Amazon driver arrested in Warren to face misdemeanor charges

By: Brian Louwers | Warren Weekly | Published July 22, 2020

File photo


WARREN — An Amazon delivery driver arrested by Warren police in June during a confrontation that began with an alleged parking violation will face charges after all.

After they initially declined to authorize a felony charge sought in a Warren Police Department warrant request, Macomb County prosecutors have filed two misdemeanor charges, alleging that Jaylen Bond, 23, of Detroit, refused to provide his driver’s license when ordered to do so by a police officer.

Bond was arrested on June 9 on Engleman Avenue, west of Hoover Road, after an afternoon incident that apparently began when he parked a work van along the curb on the south side of Engleman, facing west, and walked up to a home to deliver a package. A Warren Police Department traffic officer arrived on a motorcycle, and neighbors said there was a verbal exchange before Bond was taken to the ground and arrested.

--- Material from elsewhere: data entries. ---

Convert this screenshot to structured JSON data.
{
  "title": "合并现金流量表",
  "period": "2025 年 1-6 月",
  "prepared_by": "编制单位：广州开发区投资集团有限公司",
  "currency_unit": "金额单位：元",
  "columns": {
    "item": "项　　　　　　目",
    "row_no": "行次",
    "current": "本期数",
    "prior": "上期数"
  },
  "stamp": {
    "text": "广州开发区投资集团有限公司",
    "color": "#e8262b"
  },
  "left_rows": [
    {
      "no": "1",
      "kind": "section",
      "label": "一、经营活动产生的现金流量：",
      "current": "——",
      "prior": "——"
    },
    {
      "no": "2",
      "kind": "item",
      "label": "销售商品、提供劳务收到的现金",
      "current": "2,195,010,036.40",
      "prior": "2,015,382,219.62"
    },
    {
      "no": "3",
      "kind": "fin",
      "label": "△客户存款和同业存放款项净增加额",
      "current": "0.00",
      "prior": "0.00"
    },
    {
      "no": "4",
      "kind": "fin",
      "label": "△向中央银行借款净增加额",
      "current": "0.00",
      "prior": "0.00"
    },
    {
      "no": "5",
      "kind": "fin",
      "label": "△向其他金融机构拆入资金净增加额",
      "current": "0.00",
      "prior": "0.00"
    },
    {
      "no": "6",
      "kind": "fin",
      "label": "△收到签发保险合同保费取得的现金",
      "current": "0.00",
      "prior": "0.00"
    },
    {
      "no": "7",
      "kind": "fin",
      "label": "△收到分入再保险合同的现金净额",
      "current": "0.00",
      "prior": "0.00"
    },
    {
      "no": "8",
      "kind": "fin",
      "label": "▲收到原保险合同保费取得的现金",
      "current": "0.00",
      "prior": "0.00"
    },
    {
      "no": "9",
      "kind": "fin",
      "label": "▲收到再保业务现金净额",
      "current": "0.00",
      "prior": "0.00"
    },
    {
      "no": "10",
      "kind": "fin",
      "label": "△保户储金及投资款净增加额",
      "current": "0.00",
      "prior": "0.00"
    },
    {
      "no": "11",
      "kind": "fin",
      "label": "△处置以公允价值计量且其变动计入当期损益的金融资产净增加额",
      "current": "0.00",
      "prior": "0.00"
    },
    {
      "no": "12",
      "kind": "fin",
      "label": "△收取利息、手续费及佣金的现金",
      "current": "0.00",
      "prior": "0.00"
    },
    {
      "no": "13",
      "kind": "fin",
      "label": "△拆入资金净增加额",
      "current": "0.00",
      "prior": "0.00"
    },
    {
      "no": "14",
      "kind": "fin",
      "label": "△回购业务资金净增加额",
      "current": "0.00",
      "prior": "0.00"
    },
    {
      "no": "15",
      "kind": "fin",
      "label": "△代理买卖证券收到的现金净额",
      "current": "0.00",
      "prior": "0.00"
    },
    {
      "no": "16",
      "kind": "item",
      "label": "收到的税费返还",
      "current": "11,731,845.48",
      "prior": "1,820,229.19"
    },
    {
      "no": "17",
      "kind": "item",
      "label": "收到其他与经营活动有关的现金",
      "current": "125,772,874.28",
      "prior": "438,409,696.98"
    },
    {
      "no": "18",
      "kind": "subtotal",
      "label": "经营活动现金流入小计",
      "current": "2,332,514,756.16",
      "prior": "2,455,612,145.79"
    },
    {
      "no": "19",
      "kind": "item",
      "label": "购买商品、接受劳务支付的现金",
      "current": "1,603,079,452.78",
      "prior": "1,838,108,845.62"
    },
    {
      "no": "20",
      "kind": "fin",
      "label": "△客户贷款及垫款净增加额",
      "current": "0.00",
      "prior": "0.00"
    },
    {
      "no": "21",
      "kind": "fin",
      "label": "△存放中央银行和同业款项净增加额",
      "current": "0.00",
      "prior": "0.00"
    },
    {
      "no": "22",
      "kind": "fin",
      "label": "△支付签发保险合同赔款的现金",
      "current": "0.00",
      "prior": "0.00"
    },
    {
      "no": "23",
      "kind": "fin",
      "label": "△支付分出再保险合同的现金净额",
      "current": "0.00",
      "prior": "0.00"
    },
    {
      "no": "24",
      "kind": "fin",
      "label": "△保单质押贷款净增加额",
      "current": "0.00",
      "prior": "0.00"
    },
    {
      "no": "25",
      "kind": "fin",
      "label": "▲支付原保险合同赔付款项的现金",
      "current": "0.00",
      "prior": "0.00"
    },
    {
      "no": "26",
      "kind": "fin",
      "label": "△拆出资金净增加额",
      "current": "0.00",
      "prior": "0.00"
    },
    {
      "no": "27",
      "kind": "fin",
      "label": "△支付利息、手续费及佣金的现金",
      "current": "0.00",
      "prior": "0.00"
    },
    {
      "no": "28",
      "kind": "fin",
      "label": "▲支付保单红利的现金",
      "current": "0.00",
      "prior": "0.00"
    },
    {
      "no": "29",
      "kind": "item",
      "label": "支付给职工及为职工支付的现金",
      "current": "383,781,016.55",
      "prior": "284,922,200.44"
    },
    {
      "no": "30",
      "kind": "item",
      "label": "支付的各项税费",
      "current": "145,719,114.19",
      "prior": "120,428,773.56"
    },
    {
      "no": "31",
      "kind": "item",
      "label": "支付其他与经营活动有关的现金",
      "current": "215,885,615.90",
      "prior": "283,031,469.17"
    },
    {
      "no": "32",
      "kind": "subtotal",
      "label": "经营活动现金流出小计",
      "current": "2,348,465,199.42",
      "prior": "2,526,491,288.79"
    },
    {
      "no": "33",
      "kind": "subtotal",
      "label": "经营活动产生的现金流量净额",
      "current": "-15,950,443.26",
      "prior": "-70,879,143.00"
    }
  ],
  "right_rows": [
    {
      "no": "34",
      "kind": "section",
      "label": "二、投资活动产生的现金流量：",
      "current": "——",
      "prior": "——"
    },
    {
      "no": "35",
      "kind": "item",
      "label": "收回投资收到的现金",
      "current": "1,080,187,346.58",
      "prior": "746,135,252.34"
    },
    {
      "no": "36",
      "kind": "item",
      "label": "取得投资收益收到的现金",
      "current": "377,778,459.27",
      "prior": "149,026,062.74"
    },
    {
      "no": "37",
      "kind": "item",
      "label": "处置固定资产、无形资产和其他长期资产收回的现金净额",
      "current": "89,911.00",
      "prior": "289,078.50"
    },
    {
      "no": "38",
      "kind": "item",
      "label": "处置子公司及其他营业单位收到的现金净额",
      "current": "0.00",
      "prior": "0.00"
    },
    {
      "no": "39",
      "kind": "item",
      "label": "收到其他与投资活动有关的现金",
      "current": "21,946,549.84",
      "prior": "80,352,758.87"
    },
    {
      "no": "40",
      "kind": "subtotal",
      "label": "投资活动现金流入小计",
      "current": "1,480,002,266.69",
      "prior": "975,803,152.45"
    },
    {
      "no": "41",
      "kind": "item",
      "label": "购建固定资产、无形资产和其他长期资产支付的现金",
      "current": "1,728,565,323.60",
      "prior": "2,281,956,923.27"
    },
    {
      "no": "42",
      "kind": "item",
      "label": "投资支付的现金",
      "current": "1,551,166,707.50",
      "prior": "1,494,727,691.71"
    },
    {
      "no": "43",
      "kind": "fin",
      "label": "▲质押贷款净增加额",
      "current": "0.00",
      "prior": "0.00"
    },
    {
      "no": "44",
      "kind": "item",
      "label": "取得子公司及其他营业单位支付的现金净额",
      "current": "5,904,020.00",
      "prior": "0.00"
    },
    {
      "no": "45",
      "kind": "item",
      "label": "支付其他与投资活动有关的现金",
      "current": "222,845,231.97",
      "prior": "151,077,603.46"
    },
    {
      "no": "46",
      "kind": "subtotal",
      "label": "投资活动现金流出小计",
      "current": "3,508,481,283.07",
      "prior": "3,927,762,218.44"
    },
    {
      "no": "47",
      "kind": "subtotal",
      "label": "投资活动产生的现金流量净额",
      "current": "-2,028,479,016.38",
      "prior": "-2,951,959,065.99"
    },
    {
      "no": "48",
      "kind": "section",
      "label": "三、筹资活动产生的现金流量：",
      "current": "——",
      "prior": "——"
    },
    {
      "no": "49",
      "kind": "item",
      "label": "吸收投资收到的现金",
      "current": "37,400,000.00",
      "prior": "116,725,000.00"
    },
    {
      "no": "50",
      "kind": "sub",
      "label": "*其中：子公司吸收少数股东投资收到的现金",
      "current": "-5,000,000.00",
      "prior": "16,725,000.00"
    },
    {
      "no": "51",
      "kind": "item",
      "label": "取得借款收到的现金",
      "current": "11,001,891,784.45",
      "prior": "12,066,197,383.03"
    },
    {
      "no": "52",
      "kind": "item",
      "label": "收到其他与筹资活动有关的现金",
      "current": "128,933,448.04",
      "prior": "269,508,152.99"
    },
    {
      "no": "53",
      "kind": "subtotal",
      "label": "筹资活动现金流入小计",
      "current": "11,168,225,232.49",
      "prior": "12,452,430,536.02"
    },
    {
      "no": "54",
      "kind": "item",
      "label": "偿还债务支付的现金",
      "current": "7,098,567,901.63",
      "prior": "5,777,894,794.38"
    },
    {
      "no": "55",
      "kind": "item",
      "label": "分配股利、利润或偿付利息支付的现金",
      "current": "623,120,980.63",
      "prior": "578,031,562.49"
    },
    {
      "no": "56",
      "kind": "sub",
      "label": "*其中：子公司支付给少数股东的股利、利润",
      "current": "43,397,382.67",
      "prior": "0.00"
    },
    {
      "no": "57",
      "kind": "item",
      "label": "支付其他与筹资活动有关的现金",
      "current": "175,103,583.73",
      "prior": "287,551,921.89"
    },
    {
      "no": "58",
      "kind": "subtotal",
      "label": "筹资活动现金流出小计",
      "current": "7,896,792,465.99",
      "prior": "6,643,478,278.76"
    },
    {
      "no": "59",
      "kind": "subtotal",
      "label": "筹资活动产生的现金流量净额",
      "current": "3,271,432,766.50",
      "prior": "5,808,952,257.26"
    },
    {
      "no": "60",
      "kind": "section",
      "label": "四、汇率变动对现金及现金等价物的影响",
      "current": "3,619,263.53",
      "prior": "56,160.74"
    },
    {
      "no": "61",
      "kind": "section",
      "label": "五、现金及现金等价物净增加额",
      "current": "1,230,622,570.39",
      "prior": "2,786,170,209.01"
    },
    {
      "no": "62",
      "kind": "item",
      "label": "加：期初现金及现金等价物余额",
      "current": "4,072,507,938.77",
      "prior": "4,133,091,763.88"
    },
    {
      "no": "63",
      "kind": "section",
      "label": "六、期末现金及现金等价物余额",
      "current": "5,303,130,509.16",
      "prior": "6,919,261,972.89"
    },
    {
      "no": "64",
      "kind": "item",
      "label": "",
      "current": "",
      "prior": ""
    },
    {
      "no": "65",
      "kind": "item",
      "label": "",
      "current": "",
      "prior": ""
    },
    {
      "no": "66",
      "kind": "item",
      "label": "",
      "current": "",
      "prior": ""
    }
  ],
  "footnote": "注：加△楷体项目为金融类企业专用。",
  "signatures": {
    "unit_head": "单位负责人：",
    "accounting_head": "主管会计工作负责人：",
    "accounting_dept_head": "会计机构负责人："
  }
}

The arrest was captured on video and shared on social media. Investigations into Bond’s actions and the officer’s conduct followed. Warren police investigated the matter internally before requesting an independent investigation and review by the Macomb County Sheriff’s Office, which issued a statement on July 13 declaring that the officer’s actions did not violate state criminal law, based on their findings.

The Macomb County Sheriff’s Office was also asked to complete a review of the incident as it relates to the Warren Police Department’s general orders governing the duties of officers, policies and arrest procedures, including the use of non-lethal force. The officer was found in compliance, and no policy violations were noted.

Warren Police Commissioner William Dwyer said the investigation is now closed and that the officer has returned to duty, having previously been on administrative leave.

“The Warren Police Department is in agreement with the Macomb County Prosecutor’s Office on the misdemeanor charges,” Dwyer said. “We appreciate and respect the prosecutor’s review of the incident on June 9, 2020, and believe the charges are appropriate.”

Bond’s attorney, Donald Andrews, called the decision to charge his client “puzzling” and questioned how it came about.

“This whole thing has been a surprise to me,” Andrews said. “I’ve been practicing for 25 years. I’ve never had them make a decision and then all of a sudden change their mind.”

Andrews said Bond still works for Amazon and that the company has been supportive. He said Bond has been off work and was left with psychological issues “because of this.”

Dwyer said Warren’s in-house investigation revealed the officer asked Bond for his license 11 times during the exchange and that Bond was arrested when he failed to comply.

Andrews said police went too far.

“If he had a problem with the way the vehicle was parked, he should have written a parking ticket and been done with it. That’s not what he was doing here,” Andrews said. “If you look at the video, this was the officer trying to impose his will on a person, not because of what actually happened, but because he just didn’t like him for some reason.”

In a statement released after the latest decision about the charges was reported, Andrews said the facts in the case have not changed and that the charges are unfounded. He also said it appeared as if “undue pressure” from the Warren Police Department had been applied in an attempt to “silence” Bond and “brand him a criminal.”

Andrews said the defense would meet the allegations “head on.”

Dwyer called the allegation that the Warren Police Department applied pressure to bring about charges “inappropriate and untrue.”

“We had nothing to do with the decision made by the Prosecutor’s Office,” Dwyer said. “Our responsibility is to present to the Prosecutor’s Office our findings. They make a decision as far as if they’re going to issue a warrant or not.”

Bond faces a maximum penalty of 90 days in jail and/or a fine of up to $100, plus any court costs. According to court records, a hearing was scheduled for 10:45 a.m. Aug. 25 in the 37th District Court before Judge Michael Chupa.

A message left with the office of Macomb County Prosecutor Jean Cloud had not been returned July 22.